Watch Out Binder And Binder!

     From a press release:
Eric C Conn has opened a new office to handle Social Security disability claims in Beverly Hills, California.
 The opening of this new office will allow the Eric C. Conn Law Firm to represent Social Security disability clients nationwide. Now, with the Kentucky office and the California office, the Eric C. Conn Law Firm can go anywhere in the United States to represent Social Security disability claimants.
     You may remember Conn from the allegations made against him in the Wall Street Journal and in a bizarre "op ed" piece seen online recently or from Conn's bizarre advertising.
     You might wonder how Conn can claim that he can represent anyone in the country from offices in Kentucky and California.

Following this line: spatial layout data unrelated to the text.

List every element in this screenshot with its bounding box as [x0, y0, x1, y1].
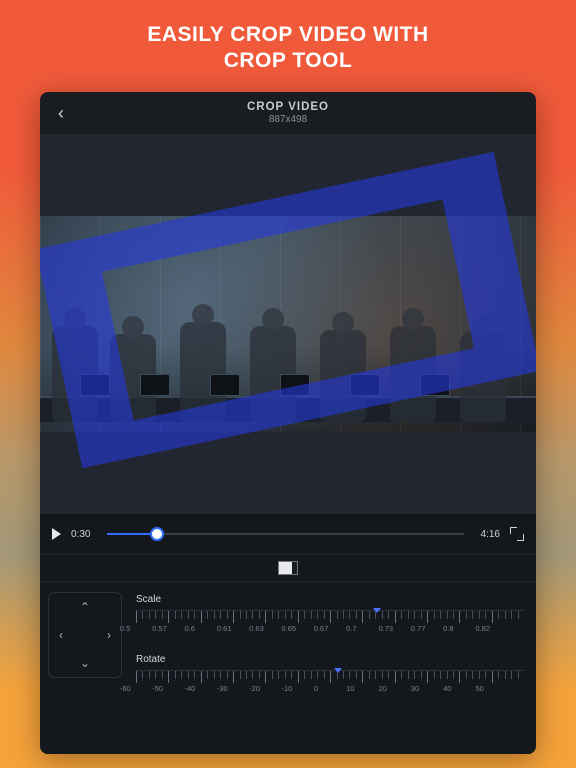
play-button[interactable]: [52, 528, 61, 540]
rotate-label: Rotate: [136, 654, 524, 665]
scale-slider-block: Scale 0.50.570.60.610.630.650.670.70.730…: [136, 594, 524, 640]
chevron-up-icon: ⌃: [80, 600, 90, 614]
chevron-left-icon: ‹: [59, 628, 63, 642]
seek-track[interactable]: [107, 524, 464, 544]
hero-title: EASILY CROP VIDEO WITH CROP TOOL: [0, 0, 576, 93]
hero-line-2: CROP TOOL: [40, 48, 536, 74]
playback-bar: 0:30 4:16: [40, 514, 536, 554]
current-time: 0:30: [71, 529, 97, 540]
app-screen: ‹ CROP VIDEO 887x498: [40, 92, 536, 754]
nudge-right-button[interactable]: ›: [97, 621, 121, 649]
chevron-down-icon: ⌄: [80, 656, 90, 670]
nudge-up-button[interactable]: ⌃: [73, 593, 97, 621]
nudge-down-button[interactable]: ⌄: [73, 649, 97, 677]
screen-title: CROP VIDEO: [40, 101, 536, 113]
video-frame: [40, 216, 536, 432]
hero-line-1: EASILY CROP VIDEO WITH: [40, 22, 536, 48]
aspect-thumb-row: [40, 554, 536, 582]
top-bar-title-block: CROP VIDEO 887x498: [40, 101, 536, 125]
scale-label: Scale: [136, 594, 524, 605]
nudge-left-button[interactable]: ‹: [49, 621, 73, 649]
nudge-dpad: ⌃ ‹ › ⌄: [48, 592, 122, 678]
rotate-slider[interactable]: -60-50-40-30-20-1001020304050: [136, 670, 524, 700]
back-button[interactable]: ‹: [50, 99, 72, 128]
scale-slider[interactable]: 0.50.570.60.610.630.650.670.70.730.770.8…: [136, 610, 524, 640]
fullscreen-icon[interactable]: [510, 527, 524, 541]
transform-controls: ⌃ ‹ › ⌄ Scale 0.50.570.60.610.630.650.67…: [40, 582, 536, 706]
total-time: 4:16: [474, 529, 500, 540]
aspect-preset-button[interactable]: [278, 561, 298, 575]
crop-dimensions: 887x498: [40, 114, 536, 125]
scale-marker-icon: [373, 608, 381, 613]
rotate-marker-icon: [334, 668, 342, 673]
top-bar: ‹ CROP VIDEO 887x498: [40, 92, 536, 134]
rotate-slider-block: Rotate -60-50-40-30-20-1001020304050: [136, 654, 524, 700]
chevron-right-icon: ›: [107, 628, 111, 642]
video-canvas[interactable]: [40, 134, 536, 514]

I don't know what Conn's plans are but I am aware of only two options: send someone out from one of your offices to represent the claimant at the hearing or find some local attorney who is hungry for work to show up at the hearing and pay him or her a modest fee. With only two offices, the latter would seem like the most likely choice for Conn. In either case, the attorney or representative meets the claimant for the first time on the day of the hearing.

2 comments:

hdhick2 said...

I am an attorney with Eric's office and I mostly cover hearings local to our office. I do not meet my clients the day of the hearing. I offer every client a pre-hearing consultation in which he or she comes to the office to discuss the case. If I travel to represent a client in another state, I meet with him or her the day before the hearing. This may not represent the business model with which you are comfortable, but it certainly allows me to represent the client competently and ethically. Allow me to also stress that I am intimately familiar with each client's case file before the meetings and hearings.

TruthBtold said...

I am astonished how Mr Conn is able to maintain his license to practice law. He entered into an agreement to no longer practice in veterans cases when some allegations of questionable behavior came up. Then there is the social security fiasco in west Virginia that has put the entire disability system in a bad light. Dude must be made of Teflon.